In this chapter we explored how you can transition a traditional (non-Asterisk) telephony system into a distributed call center. Along the way, we’ve seen how a call center with just a few seats can grow into a system with hundreds of seats in different physical locations.

While the ability to grow your business and plan for the future is crucial, it is also important to not build a system that is more complex than it needs to be. The larger you go, and the more distributed a system you build, the longer it will take to get off the ground and the harder it will be to do all the things that are important when changes occur, such as testing, implementing the changes, and keeping things synchronized. If your system is never going to grow beyond a 40-seat call center, don’t build it for 500 seats. All you’re doing is adding additional costs and complexity to accommodate a system on a scale that may never be fully realized.

Building a simple system now and planning for the future and how you’re going to get there (especially if you can do it in iterations, without having to rip your entire infrastructure apart or start from scratch) will get you up and running that much quicker. As you grow, you can add more pieces, determine if the approach you’re taking is correct, and, if not, go back and rework that particular piece.
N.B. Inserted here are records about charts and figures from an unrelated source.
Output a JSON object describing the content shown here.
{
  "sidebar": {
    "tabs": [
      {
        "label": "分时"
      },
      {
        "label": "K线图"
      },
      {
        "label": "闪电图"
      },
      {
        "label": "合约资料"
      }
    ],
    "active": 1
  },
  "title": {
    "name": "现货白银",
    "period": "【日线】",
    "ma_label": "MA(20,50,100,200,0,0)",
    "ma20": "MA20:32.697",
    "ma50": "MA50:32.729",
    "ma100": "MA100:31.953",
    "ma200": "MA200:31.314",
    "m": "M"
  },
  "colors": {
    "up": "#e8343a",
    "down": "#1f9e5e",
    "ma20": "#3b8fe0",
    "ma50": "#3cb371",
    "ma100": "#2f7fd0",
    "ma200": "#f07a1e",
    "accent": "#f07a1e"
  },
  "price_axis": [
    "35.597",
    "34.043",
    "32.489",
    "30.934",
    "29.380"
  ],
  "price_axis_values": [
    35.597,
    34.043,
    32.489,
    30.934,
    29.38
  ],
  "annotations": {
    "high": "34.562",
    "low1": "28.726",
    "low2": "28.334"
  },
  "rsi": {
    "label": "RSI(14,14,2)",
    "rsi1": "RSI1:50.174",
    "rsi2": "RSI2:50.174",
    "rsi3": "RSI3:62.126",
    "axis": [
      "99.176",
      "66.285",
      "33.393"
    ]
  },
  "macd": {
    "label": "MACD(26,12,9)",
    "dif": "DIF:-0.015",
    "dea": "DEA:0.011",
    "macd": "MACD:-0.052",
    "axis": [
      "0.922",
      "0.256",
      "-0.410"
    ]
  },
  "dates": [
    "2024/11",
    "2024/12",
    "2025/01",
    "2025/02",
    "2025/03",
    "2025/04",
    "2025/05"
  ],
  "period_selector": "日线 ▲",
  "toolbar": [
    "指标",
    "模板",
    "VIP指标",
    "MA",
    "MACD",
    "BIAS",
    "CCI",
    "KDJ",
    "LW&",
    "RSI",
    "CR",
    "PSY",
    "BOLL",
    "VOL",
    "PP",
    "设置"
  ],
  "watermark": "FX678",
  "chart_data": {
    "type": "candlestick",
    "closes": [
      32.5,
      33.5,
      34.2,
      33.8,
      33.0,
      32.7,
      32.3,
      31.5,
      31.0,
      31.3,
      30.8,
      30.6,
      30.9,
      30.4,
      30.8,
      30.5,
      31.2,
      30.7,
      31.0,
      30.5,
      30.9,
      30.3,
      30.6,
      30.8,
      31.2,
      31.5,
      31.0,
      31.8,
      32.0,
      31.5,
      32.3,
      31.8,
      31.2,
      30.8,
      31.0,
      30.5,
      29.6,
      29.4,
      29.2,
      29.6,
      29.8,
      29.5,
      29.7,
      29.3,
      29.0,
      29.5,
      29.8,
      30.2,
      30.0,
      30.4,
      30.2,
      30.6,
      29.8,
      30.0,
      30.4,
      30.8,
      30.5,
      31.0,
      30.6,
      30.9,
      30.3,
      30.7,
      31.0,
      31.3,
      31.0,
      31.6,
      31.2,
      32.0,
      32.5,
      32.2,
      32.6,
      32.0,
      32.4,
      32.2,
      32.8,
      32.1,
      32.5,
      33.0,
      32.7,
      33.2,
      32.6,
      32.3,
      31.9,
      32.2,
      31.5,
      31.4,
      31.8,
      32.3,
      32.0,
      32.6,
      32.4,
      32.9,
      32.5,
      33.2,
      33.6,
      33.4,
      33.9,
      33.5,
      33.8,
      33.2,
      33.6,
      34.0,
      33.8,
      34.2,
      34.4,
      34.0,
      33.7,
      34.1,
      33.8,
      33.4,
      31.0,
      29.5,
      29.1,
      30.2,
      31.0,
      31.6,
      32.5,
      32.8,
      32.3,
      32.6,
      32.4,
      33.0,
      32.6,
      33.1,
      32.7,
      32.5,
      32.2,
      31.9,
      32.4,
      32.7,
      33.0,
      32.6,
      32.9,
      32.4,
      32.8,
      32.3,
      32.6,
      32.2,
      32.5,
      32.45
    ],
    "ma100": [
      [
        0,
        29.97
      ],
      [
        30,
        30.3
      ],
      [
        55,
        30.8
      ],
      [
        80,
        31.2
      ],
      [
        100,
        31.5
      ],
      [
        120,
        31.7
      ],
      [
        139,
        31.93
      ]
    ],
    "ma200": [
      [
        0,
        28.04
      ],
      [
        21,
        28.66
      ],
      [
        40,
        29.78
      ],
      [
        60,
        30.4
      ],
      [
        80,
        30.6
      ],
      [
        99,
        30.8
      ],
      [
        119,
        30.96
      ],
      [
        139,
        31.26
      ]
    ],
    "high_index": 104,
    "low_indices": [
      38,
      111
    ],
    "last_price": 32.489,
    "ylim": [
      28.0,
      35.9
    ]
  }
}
This kind of approach can save you a lot of headaches down the road, when you realize you don’t have to redo your entire complex system because of some new requirement that you didn’t foresee at the beginning.

We also mentioned some advantages of having a distributed system with remote employees, such as improved employee morale and cost savings. You can use your employees’ existing Internet connections, hardware, and electricity, which can save the company money, and your employees will benefit by avoiding the aggravation and costs of commuting to an office every day. While not all situations allow this type of scenario, it is worth exploring whether adding support for remote employees will be useful to your business.

Finally, distributed device state can open up a world of possibilities for your company, allowing it to grow beyond the single Asterisk system that does everything. Breaking out functionality to multiple boxes is now a reality, and can be approached with a measure of confidence not previously seen.